Thread

  1. Re: Newly created replication slot may be invalidated by checkpoint

    Masahiko Sawada <sawada.mshk@gmail.com> — 2025-12-30T00:01:18Z

    On Sun, Dec 14, 2025 at 8:21 PM Amit Kapila <amit.kapila16@gmail.com> wrote:
    >
    > On Thu, Dec 11, 2025 at 12:39 PM Zhijie Hou (Fujitsu)
    > <houzj.fnst@fujitsu.com> wrote:
    > >
    > > >
    > > > The other idea to fix this problem is suggested by Alexander in his
    > > > email [1] which is to introduce a new ReplicationSlotReserveWALLock
    > > > for this purpose. I think introducing LWLock in back branches could be
    > > > questionable.

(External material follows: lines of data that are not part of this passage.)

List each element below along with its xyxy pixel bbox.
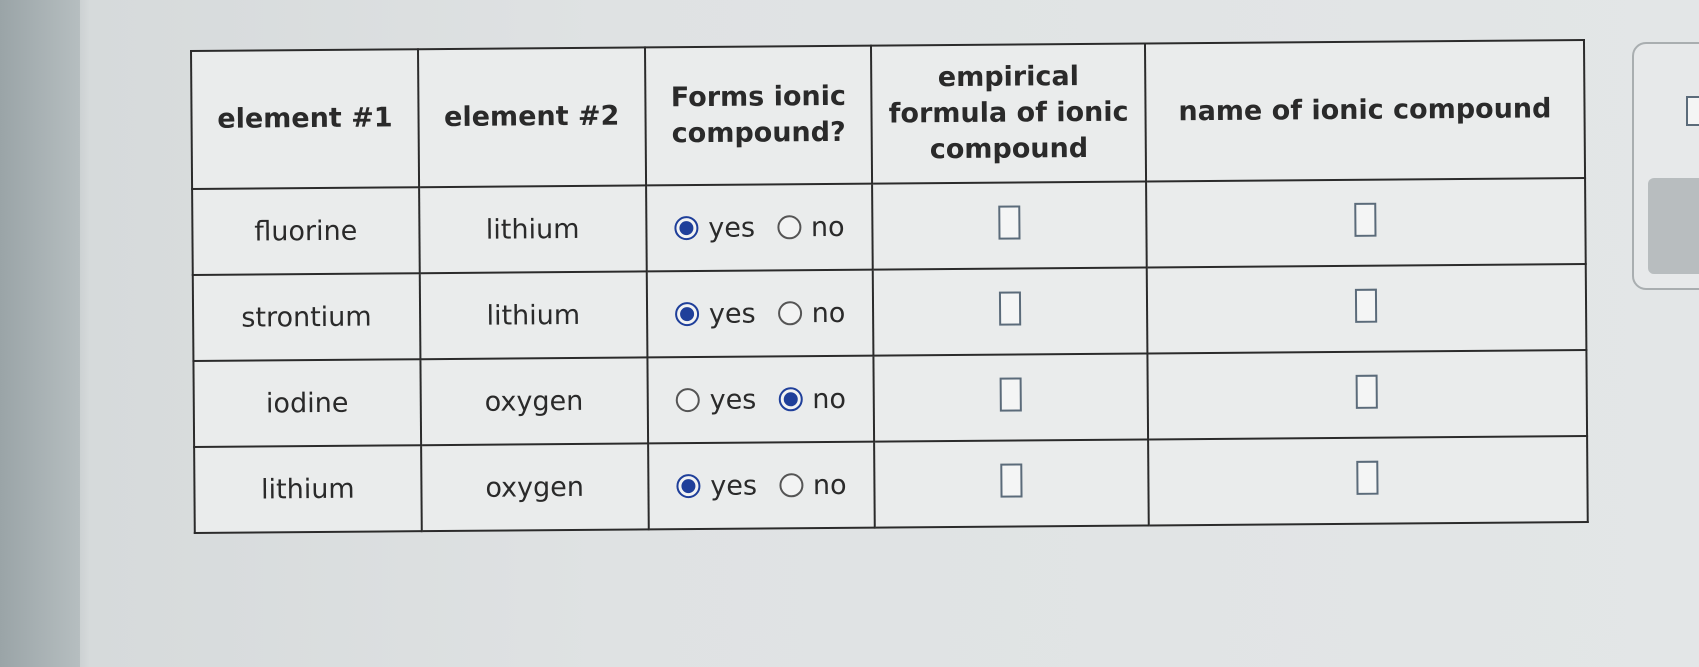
cell-compound-name — [1146, 264, 1587, 354]
cell-element-1: lithium — [194, 445, 422, 533]
cell-element-1: iodine — [193, 359, 421, 447]
radio-button-icon[interactable] — [675, 388, 700, 413]
forms-ionic-radio-group: yes no — [649, 383, 872, 416]
formula-input[interactable] — [998, 204, 1021, 240]
cell-element-1: strontium — [192, 273, 421, 361]
left-bezel — [0, 0, 80, 667]
side-toolbar — [1632, 42, 1699, 290]
radio-yes[interactable]: yes — [676, 470, 757, 502]
cell-compound-name — [1145, 178, 1586, 268]
forms-ionic-radio-group: yes no — [649, 297, 872, 330]
radio-label: no — [811, 297, 846, 329]
radio-no[interactable]: no — [778, 383, 846, 415]
radio-button-icon[interactable] — [674, 302, 700, 327]
cell-compound-name — [1147, 436, 1588, 526]
radio-no[interactable]: no — [776, 211, 845, 243]
screen: element #1 element #2 Forms ionic compou… — [0, 0, 1699, 667]
radio-yes[interactable]: yes — [674, 298, 756, 330]
radio-label: no — [810, 211, 845, 243]
cell-empirical-formula — [873, 353, 1148, 442]
radio-button-icon[interactable] — [776, 215, 802, 240]
cell-element-1: fluorine — [192, 187, 420, 275]
table-row: strontium lithium yes no — [192, 264, 1587, 361]
formula-input[interactable] — [1000, 462, 1023, 498]
header-element-1: element #1 — [191, 49, 419, 189]
table-row: iodine oxygen yes no — [193, 350, 1588, 447]
radio-label: yes — [710, 470, 758, 502]
radio-button-icon[interactable] — [777, 301, 802, 326]
radio-button-icon[interactable] — [674, 216, 699, 241]
question-table-wrapper: element #1 element #2 Forms ionic compou… — [190, 39, 1589, 534]
radio-label: yes — [708, 212, 756, 244]
cell-empirical-formula — [873, 267, 1148, 356]
cell-forms-ionic: yes no — [647, 355, 875, 444]
formula-input[interactable] — [999, 376, 1023, 412]
header-compound-name: name of ionic compound — [1144, 40, 1586, 182]
radio-label: no — [812, 383, 847, 415]
compound-name-input[interactable] — [1355, 288, 1378, 323]
table-row: fluorine lithium yes no — [192, 178, 1586, 275]
radio-button-icon[interactable] — [778, 387, 803, 412]
cell-element-2: oxygen — [420, 443, 649, 532]
cell-element-2: oxygen — [420, 357, 648, 446]
table-body: fluorine lithium yes no strontium lithium yes n… — [192, 178, 1588, 533]
formula-input[interactable] — [999, 290, 1022, 326]
ionic-compound-table: element #1 element #2 Forms ionic compou… — [190, 39, 1589, 534]
compound-name-input[interactable] — [1356, 374, 1379, 409]
forms-ionic-radio-group: yes no — [650, 469, 873, 502]
cell-empirical-formula — [872, 181, 1147, 270]
cell-element-2: lithium — [418, 185, 647, 274]
cell-empirical-formula — [874, 439, 1149, 528]
radio-label: yes — [709, 384, 757, 416]
radio-yes[interactable]: yes — [675, 384, 757, 416]
cell-compound-name — [1147, 350, 1588, 440]
answer-box-icon[interactable] — [1686, 96, 1699, 126]
header-forms-ionic: Forms ionic compound? — [644, 45, 873, 186]
cell-forms-ionic: yes no — [645, 183, 874, 272]
header-row: element #1 element #2 Forms ionic compou… — [191, 40, 1586, 189]
cell-element-2: lithium — [419, 271, 648, 360]
table-row: lithium oxygen yes no — [194, 436, 1588, 533]
forms-ionic-radio-group: yes no — [648, 211, 871, 244]
cell-forms-ionic: yes no — [647, 441, 876, 530]
radio-button-icon[interactable] — [676, 474, 701, 499]
radio-button-icon[interactable] — [778, 473, 804, 498]
radio-label: no — [812, 469, 847, 501]
compound-name-input[interactable] — [1354, 202, 1377, 237]
cell-forms-ionic: yes no — [646, 269, 874, 358]
radio-yes[interactable]: yes — [674, 212, 755, 244]
header-empirical-formula: empirical formula of ionic compound — [871, 43, 1146, 184]
radio-no[interactable]: no — [777, 297, 846, 329]
side-action-button[interactable] — [1648, 178, 1699, 274]
header-element-2: element #2 — [417, 47, 646, 188]
compound-name-input[interactable] — [1356, 460, 1379, 495]
radio-no[interactable]: no — [778, 469, 847, 501]
radio-label: yes — [708, 298, 756, 330]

Did you evaluate the pros and cons of using that
    > > > approach?
    > >
    > > I reviewed that approach, and I think the main distinction lies in whether to
    > > use a new LWLock to serialize the process or rely on an existing lock.
    > > Introducing a new LWLock in back branches would alter the size of
    > > MainLWLockArray and affect NUM_INDIVIDUAL_LWLOCKS/LWTRANCHE_FIRST_USER_DEFINED.

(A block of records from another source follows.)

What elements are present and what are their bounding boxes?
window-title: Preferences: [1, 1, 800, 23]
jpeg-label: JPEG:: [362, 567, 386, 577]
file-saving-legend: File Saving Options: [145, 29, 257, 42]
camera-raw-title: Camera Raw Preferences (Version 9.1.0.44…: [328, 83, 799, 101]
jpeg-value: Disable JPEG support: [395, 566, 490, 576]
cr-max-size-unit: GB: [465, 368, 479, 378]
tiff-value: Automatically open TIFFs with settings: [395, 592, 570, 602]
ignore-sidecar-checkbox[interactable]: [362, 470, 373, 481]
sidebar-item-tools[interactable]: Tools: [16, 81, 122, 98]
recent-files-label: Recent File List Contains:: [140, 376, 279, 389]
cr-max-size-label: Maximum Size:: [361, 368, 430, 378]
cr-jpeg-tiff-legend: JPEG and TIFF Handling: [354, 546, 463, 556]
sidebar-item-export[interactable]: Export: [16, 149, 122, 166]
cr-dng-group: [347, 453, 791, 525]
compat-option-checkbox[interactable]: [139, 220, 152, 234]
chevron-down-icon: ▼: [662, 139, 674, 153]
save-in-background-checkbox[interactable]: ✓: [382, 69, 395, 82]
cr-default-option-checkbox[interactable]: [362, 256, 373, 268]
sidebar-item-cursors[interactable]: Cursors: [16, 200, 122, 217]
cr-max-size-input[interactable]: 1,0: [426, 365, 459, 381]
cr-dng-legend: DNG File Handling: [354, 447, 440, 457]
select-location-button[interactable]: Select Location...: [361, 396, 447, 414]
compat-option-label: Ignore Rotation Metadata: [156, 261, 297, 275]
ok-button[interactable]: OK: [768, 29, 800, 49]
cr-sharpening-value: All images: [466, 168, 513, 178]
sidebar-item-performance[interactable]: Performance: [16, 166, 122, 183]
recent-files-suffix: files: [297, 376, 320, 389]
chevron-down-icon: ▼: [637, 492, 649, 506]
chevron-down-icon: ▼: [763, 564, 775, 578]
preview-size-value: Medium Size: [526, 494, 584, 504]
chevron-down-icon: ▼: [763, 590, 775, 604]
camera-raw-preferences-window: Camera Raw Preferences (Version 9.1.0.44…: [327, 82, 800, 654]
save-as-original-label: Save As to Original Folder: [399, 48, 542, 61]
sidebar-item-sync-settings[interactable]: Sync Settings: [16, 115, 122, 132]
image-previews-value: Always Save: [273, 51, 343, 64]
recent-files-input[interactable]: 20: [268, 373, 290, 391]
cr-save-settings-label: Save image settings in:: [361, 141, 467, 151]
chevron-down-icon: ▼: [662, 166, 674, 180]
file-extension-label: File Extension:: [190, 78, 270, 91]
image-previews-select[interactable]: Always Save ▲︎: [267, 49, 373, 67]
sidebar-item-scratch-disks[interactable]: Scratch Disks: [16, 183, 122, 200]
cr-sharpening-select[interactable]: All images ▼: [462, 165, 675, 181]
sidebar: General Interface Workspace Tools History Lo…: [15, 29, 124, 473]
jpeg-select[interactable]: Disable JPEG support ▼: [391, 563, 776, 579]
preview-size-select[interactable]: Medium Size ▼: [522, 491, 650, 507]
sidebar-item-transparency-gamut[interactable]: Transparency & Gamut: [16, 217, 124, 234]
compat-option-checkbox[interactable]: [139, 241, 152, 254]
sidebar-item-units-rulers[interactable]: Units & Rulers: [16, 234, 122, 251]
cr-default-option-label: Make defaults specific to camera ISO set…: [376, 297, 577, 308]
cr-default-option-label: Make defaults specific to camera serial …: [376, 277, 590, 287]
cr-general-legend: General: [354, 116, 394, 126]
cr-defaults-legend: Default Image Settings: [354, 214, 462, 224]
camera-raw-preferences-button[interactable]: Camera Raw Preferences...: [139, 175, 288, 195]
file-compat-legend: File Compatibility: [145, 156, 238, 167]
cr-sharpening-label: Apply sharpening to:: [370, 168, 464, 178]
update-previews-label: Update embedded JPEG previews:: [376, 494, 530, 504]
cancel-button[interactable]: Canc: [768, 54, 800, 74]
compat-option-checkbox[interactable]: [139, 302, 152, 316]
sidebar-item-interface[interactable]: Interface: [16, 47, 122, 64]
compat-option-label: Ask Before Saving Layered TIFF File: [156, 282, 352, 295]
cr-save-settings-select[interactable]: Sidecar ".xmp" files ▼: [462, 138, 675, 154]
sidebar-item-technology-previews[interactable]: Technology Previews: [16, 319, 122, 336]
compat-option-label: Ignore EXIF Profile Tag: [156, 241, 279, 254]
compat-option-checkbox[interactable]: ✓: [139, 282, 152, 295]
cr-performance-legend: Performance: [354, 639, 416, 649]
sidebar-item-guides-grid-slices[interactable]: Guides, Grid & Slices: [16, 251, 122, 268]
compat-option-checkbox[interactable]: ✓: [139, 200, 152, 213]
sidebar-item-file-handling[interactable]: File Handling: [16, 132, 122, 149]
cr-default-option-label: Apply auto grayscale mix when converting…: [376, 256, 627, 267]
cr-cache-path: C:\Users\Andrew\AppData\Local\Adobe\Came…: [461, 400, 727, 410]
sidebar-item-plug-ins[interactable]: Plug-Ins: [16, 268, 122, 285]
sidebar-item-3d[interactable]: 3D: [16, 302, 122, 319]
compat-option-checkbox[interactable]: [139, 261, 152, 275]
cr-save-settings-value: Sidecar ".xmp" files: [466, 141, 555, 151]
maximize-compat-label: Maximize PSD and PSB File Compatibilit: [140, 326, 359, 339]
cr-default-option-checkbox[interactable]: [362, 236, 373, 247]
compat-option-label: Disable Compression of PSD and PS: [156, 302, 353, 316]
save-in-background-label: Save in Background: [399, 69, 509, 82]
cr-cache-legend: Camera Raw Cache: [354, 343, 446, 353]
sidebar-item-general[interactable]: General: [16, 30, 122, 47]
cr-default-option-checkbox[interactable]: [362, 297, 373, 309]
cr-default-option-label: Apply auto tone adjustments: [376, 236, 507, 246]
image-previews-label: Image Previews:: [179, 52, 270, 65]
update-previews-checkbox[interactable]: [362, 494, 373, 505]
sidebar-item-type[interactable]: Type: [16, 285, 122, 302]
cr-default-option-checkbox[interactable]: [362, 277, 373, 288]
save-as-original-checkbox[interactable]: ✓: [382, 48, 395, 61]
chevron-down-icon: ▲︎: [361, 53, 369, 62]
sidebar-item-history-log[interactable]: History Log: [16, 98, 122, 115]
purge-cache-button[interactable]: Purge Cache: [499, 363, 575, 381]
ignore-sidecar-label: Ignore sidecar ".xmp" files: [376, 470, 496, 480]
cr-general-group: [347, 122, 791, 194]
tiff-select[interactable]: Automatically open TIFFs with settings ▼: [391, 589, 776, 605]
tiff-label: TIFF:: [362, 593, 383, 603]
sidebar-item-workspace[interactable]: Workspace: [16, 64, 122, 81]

    > > Although this may not directly impact user applications since users typically
    > > use standard APIs like RequestNamedLWLockTranche and LWLockNewTrancheId to add
    > > private LWLocks, it still has a slight risk. Additionally, using an existing
    > > lock could keep code similarity with the HEAD, which can be helpful for future
    > > bug fixes and analysis.
    > >
    >
    > Fair enough. I'll wait for Sawada-san/Vitaly to see what their opinion
    > on this matter is.
    
    While it's hacky that the proposed approach takes
    ReplicationSlotAllocationLock before
    XLogGetReplicationSlotMinimumLSN() during checkpoint, I find that it's
    better than introducing a new LWLock in minor versions which could
    lead unexpected compatibility issues.
    
    Regarding the v10 patch, do we need to take
    ReplicationSlotAllocationLock also at the following place?
    
            /*
             * Recalculate the current minimum LSN to be used in the WAL segment
             * cleanup.  Then, we must synchronize the replication slots again in
             * order to make this LSN safe to use.
             */
            slotsMinReqLSN = XLogGetReplicationSlotMinimumLSN();
            CheckPointReplicationSlots(shutdown);
    
    I think we need to add some comments regardless of taking the lwlock.
    
    Regards,
    
    -- 
    Masahiko Sawada
    Amazon Web Services: https://aws.amazon.com